Seattle was faced with the challenges of a car-dependent transportation system and the lack of options a little over 10 years ago. In 2006, Seattle voters passed a nine-year $365 million levy for transportation maintenance and improvements known as Bridging the Gap. In 2015, the new nine-year $930 million Levy to Move Seattle provided additional funding “to improve safety for all travelers, maintain [the] streets and bridges, and invest in reliable, affordable travel options for a growing city.” The on-the-ground transformation of the city streets took a little over 5 years – a blink of an eye in a life of the city.

What can the Mile High City learn from Seattle?

  • People will use transit if it’s frequent, fast, and dependable.
  • Buses can deliver a similar level of service to the light rail if we make room for them on our streets.
  • Strong leadership and vision can empower talented engineering staff to implement changes, sometimes overnight.
  • Change is possible and it does not have to take a long time.

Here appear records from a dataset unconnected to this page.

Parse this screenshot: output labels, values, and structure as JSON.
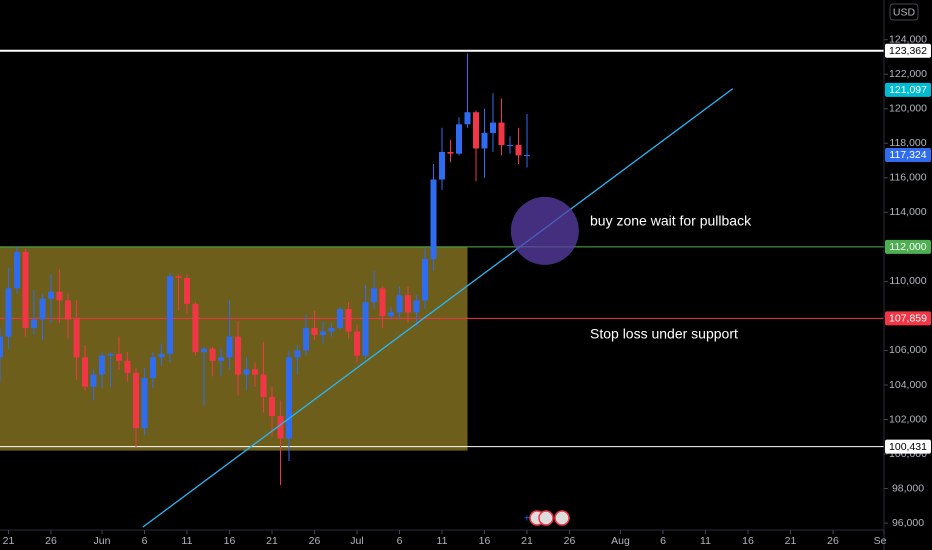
{
  "chart_data": {
    "type": "candlestick",
    "currency": "USD",
    "up_color": "#2f6cf0",
    "down_color": "#f23645",
    "x": [
      -1,
      0,
      1,
      2,
      3,
      4,
      5,
      6,
      7,
      8,
      9,
      10,
      11,
      12,
      13,
      14,
      15,
      16,
      17,
      18,
      19,
      20,
      21,
      22,
      23,
      24,
      25,
      26,
      27,
      28,
      29,
      30,
      31,
      32,
      33,
      34,
      35,
      36,
      37,
      38,
      39,
      40,
      41,
      42,
      43,
      44,
      45,
      46,
      47,
      48,
      49,
      50,
      51,
      52,
      53,
      54,
      55,
      56,
      57,
      58,
      59,
      60,
      61
    ],
    "open": [
      105600,
      106800,
      109600,
      111700,
      107300,
      107800,
      109000,
      109400,
      108900,
      107800,
      105600,
      103900,
      104600,
      105700,
      105800,
      105400,
      104700,
      101500,
      104400,
      105600,
      105800,
      110300,
      110200,
      108700,
      105900,
      106100,
      105400,
      105600,
      106800,
      104600,
      104900,
      104600,
      103300,
      102200,
      100900,
      105600,
      106000,
      107300,
      106900,
      107100,
      107300,
      108400,
      107100,
      105700,
      108800,
      109600,
      108000,
      108200,
      109200,
      108200,
      108900,
      111300,
      115900,
      117500,
      117400,
      119100,
      119800,
      117700,
      118600,
      119200,
      117900,
      117900,
      117300
    ],
    "high": [
      107300,
      110800,
      112000,
      111900,
      109500,
      109300,
      110400,
      110700,
      109300,
      108900,
      106300,
      104900,
      105900,
      105900,
      106800,
      105900,
      105000,
      105000,
      105900,
      106400,
      110500,
      110400,
      110400,
      108800,
      106200,
      106200,
      106100,
      108900,
      107700,
      105600,
      105300,
      106500,
      103900,
      103100,
      106000,
      106300,
      108100,
      108300,
      107700,
      107600,
      108500,
      108800,
      107500,
      109800,
      110600,
      109700,
      108500,
      109700,
      109700,
      109200,
      111900,
      116800,
      118900,
      118200,
      119500,
      123200,
      119900,
      120000,
      120900,
      120600,
      118400,
      118900,
      119700
    ],
    "low": [
      104200,
      106100,
      109300,
      106800,
      106900,
      106600,
      107600,
      107600,
      106700,
      104300,
      103700,
      103100,
      103800,
      103900,
      104900,
      104200,
      100400,
      101100,
      103800,
      105100,
      105300,
      108300,
      108100,
      105700,
      102800,
      104500,
      104500,
      104900,
      103400,
      103700,
      103900,
      102400,
      101000,
      98200,
      99600,
      104600,
      105700,
      106600,
      106400,
      106800,
      107200,
      106700,
      105300,
      105500,
      108400,
      107300,
      107800,
      107800,
      107600,
      107400,
      108400,
      110600,
      115300,
      116900,
      117300,
      118900,
      115800,
      116000,
      117500,
      117300,
      117400,
      116800,
      116600
    ],
    "close": [
      106800,
      109600,
      111700,
      107300,
      107800,
      109000,
      109400,
      108900,
      107800,
      105600,
      103900,
      104600,
      105700,
      105800,
      105400,
      104700,
      101500,
      104400,
      105600,
      105800,
      110300,
      110200,
      108700,
      105900,
      106100,
      105400,
      105600,
      106800,
      104600,
      104900,
      104600,
      103300,
      102200,
      100900,
      105600,
      106000,
      107300,
      106900,
      107100,
      107300,
      108400,
      107100,
      105700,
      108800,
      109600,
      108000,
      108200,
      109200,
      108200,
      108900,
      111300,
      115900,
      117500,
      117400,
      119100,
      119800,
      117700,
      118600,
      119200,
      117900,
      117900,
      117300,
      117324
    ],
    "xlim": [
      -1,
      103
    ],
    "ylim": [
      95600,
      126300
    ],
    "xticks": [
      {
        "value": 0,
        "label": "21"
      },
      {
        "value": 5,
        "label": "26"
      },
      {
        "value": 11,
        "label": "Jun"
      },
      {
        "value": 16,
        "label": "6"
      },
      {
        "value": 21,
        "label": "11"
      },
      {
        "value": 26,
        "label": "16"
      },
      {
        "value": 31,
        "label": "21"
      },
      {
        "value": 36,
        "label": "26"
      },
      {
        "value": 41,
        "label": "Jul"
      },
      {
        "value": 46,
        "label": "6"
      },
      {
        "value": 51,
        "label": "11"
      },
      {
        "value": 56,
        "label": "16"
      },
      {
        "value": 61,
        "label": "21"
      },
      {
        "value": 66,
        "label": "26"
      },
      {
        "value": 72,
        "label": "Aug"
      },
      {
        "value": 77,
        "label": "6"
      },
      {
        "value": 82,
        "label": "11"
      },
      {
        "value": 87,
        "label": "16"
      },
      {
        "value": 92,
        "label": "21"
      },
      {
        "value": 97,
        "label": "26"
      },
      {
        "value": 103,
        "label": "Se"
      }
    ],
    "yticks": [
      {
        "value": 96000,
        "label": "96,000"
      },
      {
        "value": 98000,
        "label": "98,000"
      },
      {
        "value": 100000,
        "label": "100,000"
      },
      {
        "value": 102000,
        "label": "102,000"
      },
      {
        "value": 104000,
        "label": "104,000"
      },
      {
        "value": 106000,
        "label": "106,000"
      },
      {
        "value": 108000,
        "label": "108,000"
      },
      {
        "value": 110000,
        "label": "110,000"
      },
      {
        "value": 112000,
        "label": "112,000"
      },
      {
        "value": 114000,
        "label": "114,000"
      },
      {
        "value": 116000,
        "label": "116,000"
      },
      {
        "value": 118000,
        "label": "118,000"
      },
      {
        "value": 120000,
        "label": "120,000"
      },
      {
        "value": 122000,
        "label": "122,000"
      },
      {
        "value": 124000,
        "label": "124,000"
      }
    ],
    "levels": [
      {
        "value": 123362,
        "label": "123,362",
        "color": "#ffffff",
        "text_color": "#000000",
        "line": true
      },
      {
        "value": 121097,
        "label": "121,097",
        "color": "#00bcd4",
        "text_color": "#ffffff",
        "line": false
      },
      {
        "value": 117324,
        "label": "117,324",
        "color": "#2f6cf0",
        "text_color": "#ffffff",
        "line": false
      },
      {
        "value": 112000,
        "label": "112,000",
        "color": "#4caf50",
        "text_color": "#ffffff",
        "line": true
      },
      {
        "value": 107859,
        "label": "107,859",
        "color": "#f23645",
        "text_color": "#ffffff",
        "line": true
      },
      {
        "value": 100431,
        "label": "100,431",
        "color": "#ffffff",
        "text_color": "#000000",
        "line": true
      }
    ],
    "zone": {
      "x": [
        -1,
        54
      ],
      "y": [
        100200,
        112000
      ],
      "color": "#807020"
    },
    "trendline": {
      "x": [
        15.8,
        85.2
      ],
      "y": [
        95768,
        121159
      ],
      "color": "#29b6f6"
    },
    "circle": {
      "x": 63.1,
      "y": 112928,
      "color": "#5b3fa8"
    },
    "annotations": [
      "buy zone wait for pullback",
      "Stop loss under support"
    ]
  }
}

Every transit rider is a pedestrian and transit is a natural extension of every pedestrian trip

We left Seattle inspired and armed with new ideas to expand WalkDenver’s work into transit advocacy. As the City and County of Denver is developing the package for the GO Bond that will be voted on in November, we are excited about the opportunities that increased investments in pedestrian, transit, and bike infrastructure can bring to Denver. We are encouraged about the Denver Moves: Transit Plan and the upcoming pilot implementation of a dedicated bus lane on Broadway in August. Look for our our transit “red carpet events” this fall. Hoping to see you there!